Matteo Salvini vai fazer campanha por André Ventura em Lisboa e Fátima

Presidente do Chega obteve garantia do líder da oposição italiana num encontro em Florença. André Ventura espera contar com ajuda de figuras da família política Identidade e Democracia, a mais à direita do Parlamento Europeu, na missão de disputar a segunda volta das presidenciais com Marcelo Rebelo de Sousa.

D.R.

O líder da oposição italiana, Matteo Salvini, vai entrar na campanha presidencial de André Ventura, deslocando-se a Portugal durante duas ou três dias na última semana de novembro. Essa participação, que foi acertada no encontro que o presidente do Chega manteve com o homólogo da Liga nesta quinta-feira, em Florença, implicará uma arruada no Chiado, em Lisboa, e ainda uma visita dos dois políticos, ambos católicos devotos, ao santuário de Fátima.

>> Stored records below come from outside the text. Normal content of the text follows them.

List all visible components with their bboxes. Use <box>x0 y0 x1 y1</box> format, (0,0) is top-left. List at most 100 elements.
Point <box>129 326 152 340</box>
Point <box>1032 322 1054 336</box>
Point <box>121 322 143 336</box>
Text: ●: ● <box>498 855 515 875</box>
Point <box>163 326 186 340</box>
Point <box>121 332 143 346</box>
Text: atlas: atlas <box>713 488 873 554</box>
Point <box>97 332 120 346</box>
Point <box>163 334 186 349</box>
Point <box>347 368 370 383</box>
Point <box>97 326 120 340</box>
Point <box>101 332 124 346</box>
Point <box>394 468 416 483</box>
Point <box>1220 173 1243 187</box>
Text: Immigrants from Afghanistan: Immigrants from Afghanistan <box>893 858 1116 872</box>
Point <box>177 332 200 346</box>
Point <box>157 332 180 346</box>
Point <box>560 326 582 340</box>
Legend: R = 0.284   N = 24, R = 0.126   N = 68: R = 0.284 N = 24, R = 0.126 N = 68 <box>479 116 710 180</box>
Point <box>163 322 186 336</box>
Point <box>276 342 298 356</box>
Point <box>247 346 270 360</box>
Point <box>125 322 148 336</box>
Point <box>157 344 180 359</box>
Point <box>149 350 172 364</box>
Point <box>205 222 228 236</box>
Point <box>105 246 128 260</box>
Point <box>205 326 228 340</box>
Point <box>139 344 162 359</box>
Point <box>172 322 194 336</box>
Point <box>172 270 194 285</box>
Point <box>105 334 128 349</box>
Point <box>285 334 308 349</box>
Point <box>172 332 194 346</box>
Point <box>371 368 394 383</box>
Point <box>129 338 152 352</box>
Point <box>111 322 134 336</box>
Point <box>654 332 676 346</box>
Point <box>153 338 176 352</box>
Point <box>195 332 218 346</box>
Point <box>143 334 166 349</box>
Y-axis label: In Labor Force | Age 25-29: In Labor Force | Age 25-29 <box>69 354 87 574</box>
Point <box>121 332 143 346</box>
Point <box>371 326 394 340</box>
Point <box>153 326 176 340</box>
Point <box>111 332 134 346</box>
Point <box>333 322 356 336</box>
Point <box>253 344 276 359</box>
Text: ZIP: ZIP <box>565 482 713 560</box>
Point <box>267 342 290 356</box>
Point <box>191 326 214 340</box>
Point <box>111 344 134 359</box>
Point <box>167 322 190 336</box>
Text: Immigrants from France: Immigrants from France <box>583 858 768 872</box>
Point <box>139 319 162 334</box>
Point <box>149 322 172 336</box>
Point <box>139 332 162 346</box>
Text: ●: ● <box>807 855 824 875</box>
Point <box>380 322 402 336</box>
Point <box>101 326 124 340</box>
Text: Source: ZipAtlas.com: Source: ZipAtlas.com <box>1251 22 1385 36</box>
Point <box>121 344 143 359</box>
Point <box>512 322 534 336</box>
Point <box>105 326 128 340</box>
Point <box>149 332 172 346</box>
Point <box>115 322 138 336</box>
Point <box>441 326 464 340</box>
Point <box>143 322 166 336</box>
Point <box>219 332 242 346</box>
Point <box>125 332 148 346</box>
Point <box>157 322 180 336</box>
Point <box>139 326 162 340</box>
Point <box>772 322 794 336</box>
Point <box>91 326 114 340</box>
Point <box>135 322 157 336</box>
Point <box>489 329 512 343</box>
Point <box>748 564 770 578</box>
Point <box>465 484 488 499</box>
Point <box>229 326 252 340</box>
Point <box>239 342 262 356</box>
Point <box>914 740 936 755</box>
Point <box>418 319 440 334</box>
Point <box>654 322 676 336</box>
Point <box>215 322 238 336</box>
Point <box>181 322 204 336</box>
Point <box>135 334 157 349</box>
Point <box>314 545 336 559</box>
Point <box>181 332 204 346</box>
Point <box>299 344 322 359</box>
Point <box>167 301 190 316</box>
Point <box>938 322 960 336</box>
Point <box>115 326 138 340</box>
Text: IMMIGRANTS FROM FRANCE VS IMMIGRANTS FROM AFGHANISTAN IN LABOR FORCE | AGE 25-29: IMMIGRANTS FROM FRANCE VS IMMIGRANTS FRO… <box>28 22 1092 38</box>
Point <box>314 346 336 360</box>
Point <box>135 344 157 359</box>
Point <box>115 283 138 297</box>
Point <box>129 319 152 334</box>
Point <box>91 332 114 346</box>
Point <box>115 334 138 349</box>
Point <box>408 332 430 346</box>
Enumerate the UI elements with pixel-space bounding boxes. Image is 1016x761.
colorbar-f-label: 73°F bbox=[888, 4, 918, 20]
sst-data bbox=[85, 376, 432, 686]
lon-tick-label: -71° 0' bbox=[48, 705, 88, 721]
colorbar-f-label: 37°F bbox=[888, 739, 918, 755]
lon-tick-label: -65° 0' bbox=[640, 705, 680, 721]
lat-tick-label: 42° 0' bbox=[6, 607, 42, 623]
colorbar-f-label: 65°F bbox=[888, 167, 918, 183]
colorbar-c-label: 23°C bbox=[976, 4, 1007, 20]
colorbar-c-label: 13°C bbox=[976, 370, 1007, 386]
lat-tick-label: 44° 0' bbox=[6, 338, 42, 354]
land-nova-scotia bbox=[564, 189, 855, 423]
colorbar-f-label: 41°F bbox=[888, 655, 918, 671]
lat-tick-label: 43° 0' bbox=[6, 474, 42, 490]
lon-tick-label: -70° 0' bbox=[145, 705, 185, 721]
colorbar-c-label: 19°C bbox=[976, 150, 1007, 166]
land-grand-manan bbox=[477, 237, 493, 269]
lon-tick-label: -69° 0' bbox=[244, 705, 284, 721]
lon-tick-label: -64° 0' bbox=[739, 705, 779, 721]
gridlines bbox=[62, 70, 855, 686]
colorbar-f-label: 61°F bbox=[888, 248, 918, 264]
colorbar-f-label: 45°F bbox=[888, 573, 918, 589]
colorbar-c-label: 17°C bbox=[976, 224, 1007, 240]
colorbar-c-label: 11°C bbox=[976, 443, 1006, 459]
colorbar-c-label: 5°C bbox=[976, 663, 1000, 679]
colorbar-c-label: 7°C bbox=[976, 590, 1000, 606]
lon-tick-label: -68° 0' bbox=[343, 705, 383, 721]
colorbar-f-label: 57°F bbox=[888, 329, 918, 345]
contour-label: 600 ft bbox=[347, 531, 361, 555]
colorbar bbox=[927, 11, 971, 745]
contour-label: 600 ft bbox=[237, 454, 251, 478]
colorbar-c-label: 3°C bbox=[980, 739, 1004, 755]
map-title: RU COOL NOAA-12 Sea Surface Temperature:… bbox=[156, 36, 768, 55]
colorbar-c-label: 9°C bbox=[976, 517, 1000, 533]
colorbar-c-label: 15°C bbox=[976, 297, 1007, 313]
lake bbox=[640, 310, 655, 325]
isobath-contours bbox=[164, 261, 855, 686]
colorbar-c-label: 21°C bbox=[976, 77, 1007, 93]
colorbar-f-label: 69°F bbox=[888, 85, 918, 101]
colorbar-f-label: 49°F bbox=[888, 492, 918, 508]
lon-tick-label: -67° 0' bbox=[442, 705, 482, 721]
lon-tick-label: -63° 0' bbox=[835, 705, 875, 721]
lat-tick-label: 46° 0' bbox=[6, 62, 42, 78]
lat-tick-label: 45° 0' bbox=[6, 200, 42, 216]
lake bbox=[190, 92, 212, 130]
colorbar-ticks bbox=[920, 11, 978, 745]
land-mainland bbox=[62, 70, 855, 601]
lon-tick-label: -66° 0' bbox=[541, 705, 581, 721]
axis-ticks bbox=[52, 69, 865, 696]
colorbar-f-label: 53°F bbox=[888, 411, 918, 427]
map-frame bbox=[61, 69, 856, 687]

A viagem de André Ventura a Itália inscreveu-se na procura de apoios internacionais para o Chega e para a sua candidatura à Presidência da República, nomeadamente junto dos partidos da família política Identidade e Democracia, que é a mais à direita do Parlamento Europeu. Matteo Salvini garantiu na sua conta de Twitter, onde tem 1,3 milhões de seguidores, partilhando uma fotografia com o congénere português, que entre os seus partidos existe “sintonia quanto ao trabalho, às pensões, à imigração, à segurança e à defesa da Europa face ao extremismo islâmico, pelo que será um prazer trabalharmos juntos”.

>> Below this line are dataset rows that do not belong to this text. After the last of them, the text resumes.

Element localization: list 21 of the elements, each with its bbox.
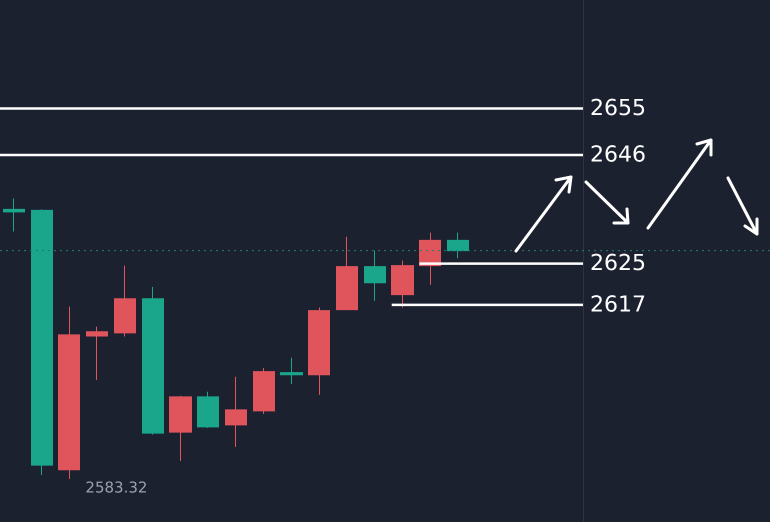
- y-tick-label: 2646: [590, 142, 646, 168]
- candlestick: [142, 286, 164, 436]
- candlestick: [364, 250, 386, 302]
- candlestick: [114, 265, 136, 337]
- candlestick: [308, 307, 330, 396]
- candlestick: [31, 208, 53, 476]
- y-tick-label: 2625: [590, 251, 646, 276]
- candlestick: [197, 391, 219, 428]
- candlestick: [3, 198, 25, 232]
- candlestick: [253, 367, 275, 414]
- candlestick: [86, 326, 108, 380]
- candlestick: [280, 357, 303, 385]
- candlestick: [391, 260, 414, 308]
- annotation: 2583.32: [85, 478, 148, 496]
- candlestick: [336, 236, 358, 311]
- y-tick-label: 2617: [590, 292, 646, 318]
- y-tick-label: 2655: [590, 96, 646, 122]
- candlestick: [447, 232, 469, 259]
- candlestick: [225, 376, 247, 448]
- candlestick: [58, 306, 80, 480]
- candlestick: [169, 395, 192, 462]
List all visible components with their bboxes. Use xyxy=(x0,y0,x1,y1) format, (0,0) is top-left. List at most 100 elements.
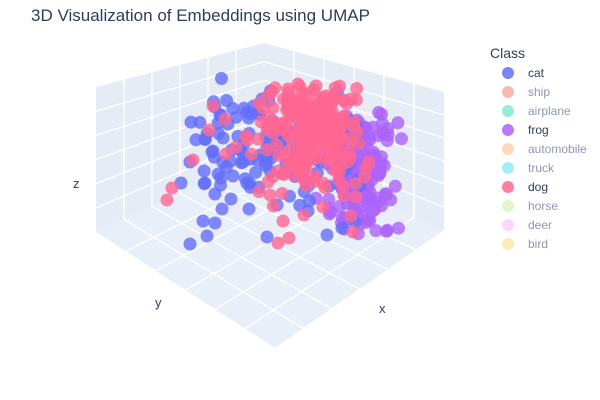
dog-point[interactable] xyxy=(321,125,335,139)
dog-point[interactable] xyxy=(297,111,311,125)
dog-point[interactable] xyxy=(276,214,290,228)
cat-point[interactable] xyxy=(238,172,252,186)
cat-point[interactable] xyxy=(226,169,240,183)
dog-point[interactable] xyxy=(337,152,351,166)
frog-point[interactable] xyxy=(369,224,383,238)
frog-point[interactable] xyxy=(372,106,386,119)
dog-point[interactable] xyxy=(271,236,285,250)
cat-point[interactable] xyxy=(198,176,212,190)
dog-point[interactable] xyxy=(316,200,330,214)
cat-point[interactable] xyxy=(214,171,228,185)
dog-point[interactable] xyxy=(261,89,275,103)
dog-point[interactable] xyxy=(349,93,363,107)
legend-item-airplane[interactable]: airplane xyxy=(502,104,571,118)
dog-point[interactable] xyxy=(347,115,361,129)
dog-point[interactable] xyxy=(186,153,200,167)
dog-point[interactable] xyxy=(266,199,280,213)
dog-point[interactable] xyxy=(316,176,330,190)
dog-point[interactable] xyxy=(299,100,313,114)
dog-point[interactable] xyxy=(296,169,310,183)
dog-point[interactable] xyxy=(261,175,275,189)
dog-point[interactable] xyxy=(218,112,232,126)
cat-point[interactable] xyxy=(249,165,263,179)
legend-item-horse[interactable]: horse xyxy=(502,199,558,213)
dog-point[interactable] xyxy=(359,161,373,175)
frog-point[interactable] xyxy=(392,221,405,235)
cat-point[interactable] xyxy=(215,72,228,85)
cat-point[interactable] xyxy=(226,101,240,115)
cat-point[interactable] xyxy=(240,105,254,119)
cat-point[interactable] xyxy=(183,237,197,251)
dog-point[interactable] xyxy=(275,186,289,200)
dog-point[interactable] xyxy=(328,162,342,175)
dog-point[interactable] xyxy=(256,101,270,115)
cat-point[interactable] xyxy=(193,115,207,129)
dog-point[interactable] xyxy=(229,140,243,154)
cat-point[interactable] xyxy=(216,131,230,145)
dog-point[interactable] xyxy=(291,77,305,91)
dog-point[interactable] xyxy=(252,185,266,199)
frog-point[interactable] xyxy=(391,116,405,130)
dog-point[interactable] xyxy=(281,128,295,142)
legend-item-truck[interactable]: truck xyxy=(502,161,555,175)
cat-point[interactable] xyxy=(236,155,250,169)
dog-point[interactable] xyxy=(202,123,216,137)
dog-point[interactable] xyxy=(241,133,255,147)
dog-point[interactable] xyxy=(352,137,366,150)
frog-point[interactable] xyxy=(362,130,376,144)
frog-point[interactable] xyxy=(372,169,386,182)
legend-item-cat[interactable]: cat xyxy=(502,66,545,80)
cat-point[interactable] xyxy=(302,194,316,208)
cat-point[interactable] xyxy=(208,216,222,230)
cat-point[interactable] xyxy=(189,133,203,147)
dog-point[interactable] xyxy=(304,147,318,161)
dog-point[interactable] xyxy=(309,79,323,93)
cat-point[interactable] xyxy=(197,164,211,178)
legend-item-bird[interactable]: bird xyxy=(502,237,548,251)
dog-point[interactable] xyxy=(331,121,345,135)
dog-point[interactable] xyxy=(206,99,220,113)
dog-point[interactable] xyxy=(293,130,307,144)
legend-item-ship[interactable]: ship xyxy=(502,85,550,99)
dog-point[interactable] xyxy=(266,101,280,115)
legend-item-deer[interactable]: deer xyxy=(502,218,552,232)
dog-point[interactable] xyxy=(244,147,258,161)
dog-point[interactable] xyxy=(344,209,358,223)
dog-point[interactable] xyxy=(263,188,277,202)
frog-point[interactable] xyxy=(380,188,394,202)
cat-point[interactable] xyxy=(242,202,256,216)
frog-point[interactable] xyxy=(376,127,390,141)
dog-point[interactable] xyxy=(283,156,297,170)
cat-point[interactable] xyxy=(200,229,214,243)
dog-point[interactable] xyxy=(346,225,360,239)
dog-point[interactable] xyxy=(251,132,265,146)
dog-point[interactable] xyxy=(350,82,364,95)
dog-point[interactable] xyxy=(219,147,233,161)
dog-point[interactable] xyxy=(270,138,284,152)
dog-point[interactable] xyxy=(349,190,363,204)
dog-point[interactable] xyxy=(337,189,351,203)
dog-point[interactable] xyxy=(349,177,363,190)
dog-point[interactable] xyxy=(260,143,274,157)
dog-point[interactable] xyxy=(266,126,280,140)
dog-point[interactable] xyxy=(333,79,347,93)
dog-point[interactable] xyxy=(319,89,333,103)
legend-item-frog[interactable]: frog xyxy=(502,123,549,137)
dog-point[interactable] xyxy=(275,167,289,181)
cat-point[interactable] xyxy=(224,192,238,206)
cat-point[interactable] xyxy=(215,202,229,216)
dog-point[interactable] xyxy=(297,208,311,222)
legend-item-automobile[interactable]: automobile xyxy=(502,142,587,156)
cat-point[interactable] xyxy=(260,230,274,244)
dog-point[interactable] xyxy=(165,181,179,195)
dog-point[interactable] xyxy=(276,118,290,132)
dog-point[interactable] xyxy=(321,110,335,124)
dog-point[interactable] xyxy=(282,231,296,245)
frog-point[interactable] xyxy=(388,179,402,193)
dog-point[interactable] xyxy=(160,193,174,207)
cat-point[interactable] xyxy=(205,145,219,159)
frog-point[interactable] xyxy=(380,223,394,237)
cat-point[interactable] xyxy=(335,221,349,235)
cat-point[interactable] xyxy=(196,214,210,228)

Matteo Salvini foi vice-primeiro-ministro e ministro do Interior entre 2018 e 2019, mas rompeu a coligação da Liga com o Movimento 5 Estrelas, visando a realização das eleições antecipadas para as quais as sondagens atribuíam vantagem ao bloco de direita formado pela Liga, pelos Irmãos de Itália e pela Força Itália, do antigo primeiro-ministro italiano Silvio Berlusconi. A moção de censura que apresentou contra o seu próprio governo conduziu à demissão do primeiro-ministro Giuseppe Conte, mas este acabou por manter-se em funções graças a um acordo entre o Movimento 5 Estrelas e o Partido Democrático, de centro-esquerda.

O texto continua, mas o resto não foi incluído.